A noter que le Guardian s’aligne sur les chercheurs et politiques (et notamment le Secrétaire Général des Nations Unies) qui ont également fait évoluer leur vocabulaire.
Réviser le choix photographique
Depuis octobre 2019, le service photo du quotidien britannique a modifié radicalement sa façon de mettre en image la crise climatique. L'objectif : sortir de la logique des "charismatic animals" - ours polaire et panda esseulés - pour illustrer de manière plus directe les conséquences de la crise climatique sur les populations.
Fiona Shields, Responsable photo au Guardian explique comment elle a dû s'adapter à des articles rédigés par les journalistes faisant état d'une situation de plus en plus alarmante de la part des scientifiques.
“L’enjeu est avant tout humain. Nous avons choisi des images de personnes portant des masques anti-pollution ou ayant perdu leur maison dans des incendies de forêts. Ces photos sont plus dynamiques. Elles témoignent d'effets beaucoup plus immédiats de la crise climatique" déclare-t-elle au micro de Radio Canada.
Refuser le publicité des compagnies pétrolières
Le Guardian s’est engagé à refuser toute publicité provenant de compagnies pétrolières et gazières sur leur site internet, leur application et leur édition papier.
“Notre décision est basée sur les années de lobbying de la part de ces entreprises visant à retarder toute mesure significative sur le climat de la part des gouvernements"

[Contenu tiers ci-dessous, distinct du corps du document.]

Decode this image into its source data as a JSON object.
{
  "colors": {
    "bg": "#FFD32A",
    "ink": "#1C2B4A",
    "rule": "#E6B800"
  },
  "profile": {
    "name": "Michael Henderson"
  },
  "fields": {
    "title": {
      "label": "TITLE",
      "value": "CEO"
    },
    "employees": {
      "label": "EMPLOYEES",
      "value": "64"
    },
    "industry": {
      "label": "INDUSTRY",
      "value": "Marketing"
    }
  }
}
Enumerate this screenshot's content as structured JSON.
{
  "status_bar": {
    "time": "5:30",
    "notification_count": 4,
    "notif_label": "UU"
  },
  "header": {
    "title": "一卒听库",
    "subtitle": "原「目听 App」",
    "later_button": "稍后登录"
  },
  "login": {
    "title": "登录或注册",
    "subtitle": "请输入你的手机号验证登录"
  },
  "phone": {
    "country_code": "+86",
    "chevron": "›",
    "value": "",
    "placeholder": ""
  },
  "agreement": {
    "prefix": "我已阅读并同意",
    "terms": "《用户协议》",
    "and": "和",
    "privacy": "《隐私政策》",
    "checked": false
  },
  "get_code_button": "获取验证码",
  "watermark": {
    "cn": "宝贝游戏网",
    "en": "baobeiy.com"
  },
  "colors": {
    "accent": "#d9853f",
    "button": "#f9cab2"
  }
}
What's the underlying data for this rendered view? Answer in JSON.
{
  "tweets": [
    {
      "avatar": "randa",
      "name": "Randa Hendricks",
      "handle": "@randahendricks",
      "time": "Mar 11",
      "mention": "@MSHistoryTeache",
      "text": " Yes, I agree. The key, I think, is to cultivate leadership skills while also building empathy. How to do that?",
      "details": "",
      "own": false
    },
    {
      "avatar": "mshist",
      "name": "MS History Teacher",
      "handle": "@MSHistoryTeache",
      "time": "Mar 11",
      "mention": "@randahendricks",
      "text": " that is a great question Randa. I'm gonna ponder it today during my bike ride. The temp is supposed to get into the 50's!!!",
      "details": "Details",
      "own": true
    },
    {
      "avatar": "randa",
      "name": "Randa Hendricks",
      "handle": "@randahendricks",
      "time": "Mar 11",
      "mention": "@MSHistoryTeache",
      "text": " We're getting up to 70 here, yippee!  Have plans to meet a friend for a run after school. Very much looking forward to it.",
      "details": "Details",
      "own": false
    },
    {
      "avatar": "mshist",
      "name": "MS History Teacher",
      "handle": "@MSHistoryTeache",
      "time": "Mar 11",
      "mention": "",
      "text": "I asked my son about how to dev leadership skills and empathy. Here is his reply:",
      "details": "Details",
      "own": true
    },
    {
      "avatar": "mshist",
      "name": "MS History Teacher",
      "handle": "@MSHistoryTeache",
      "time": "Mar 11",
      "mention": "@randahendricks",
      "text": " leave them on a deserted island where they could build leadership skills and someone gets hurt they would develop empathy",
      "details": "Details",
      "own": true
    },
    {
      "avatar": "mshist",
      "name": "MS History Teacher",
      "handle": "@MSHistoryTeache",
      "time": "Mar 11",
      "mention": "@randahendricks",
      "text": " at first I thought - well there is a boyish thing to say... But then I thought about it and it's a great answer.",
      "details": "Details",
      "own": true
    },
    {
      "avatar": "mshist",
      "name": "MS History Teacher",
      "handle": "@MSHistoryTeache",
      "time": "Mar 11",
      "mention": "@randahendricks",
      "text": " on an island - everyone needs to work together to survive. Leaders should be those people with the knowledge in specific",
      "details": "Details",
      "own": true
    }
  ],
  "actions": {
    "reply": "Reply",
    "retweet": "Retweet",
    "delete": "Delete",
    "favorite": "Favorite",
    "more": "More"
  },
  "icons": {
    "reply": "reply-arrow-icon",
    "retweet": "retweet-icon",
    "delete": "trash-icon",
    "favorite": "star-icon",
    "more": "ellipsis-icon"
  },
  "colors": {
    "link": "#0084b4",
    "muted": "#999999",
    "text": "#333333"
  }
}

Le quotidien a d’ailleurs lancé la campagne “keep it in the ground” visant à inciter les autres médias à faire de même. Désormais, les publicités du Guardian mettent en avant les activités des compagnies solaires.
Atteindre un taux zéro carbone en 2030
Au delà de la couverture journalistique, le quotidien s'est engagé à réduire de manière significative et durable son empreinte carbone pour atteindre idéalement un taux zéro en 2030. Le quotidien travaille actuellement sur un plan d'action détaillé pour atteindre cet objectif. A commencer par un audit complet du journal sur ce sujet.
Soutenu financièrement par ses lecteurs, The Guardian montre aujourd'hui la voie aux autres médias pour un engagement de qualité et sur la durée. Non seulement le quotidien adopte le ton juste sur l'actualité climatique mais il s'engage à décrypter une crise complexe et au long cours. A voir si cette collaboration journalistique inédite inspirera les médias à s'engager ensemble sur d'autres enjeux cruciaux de l'époque.
Source photo : Edition du Guardian du 15 février 2019 - dessin d'enfant illustrant l'urgence climatique.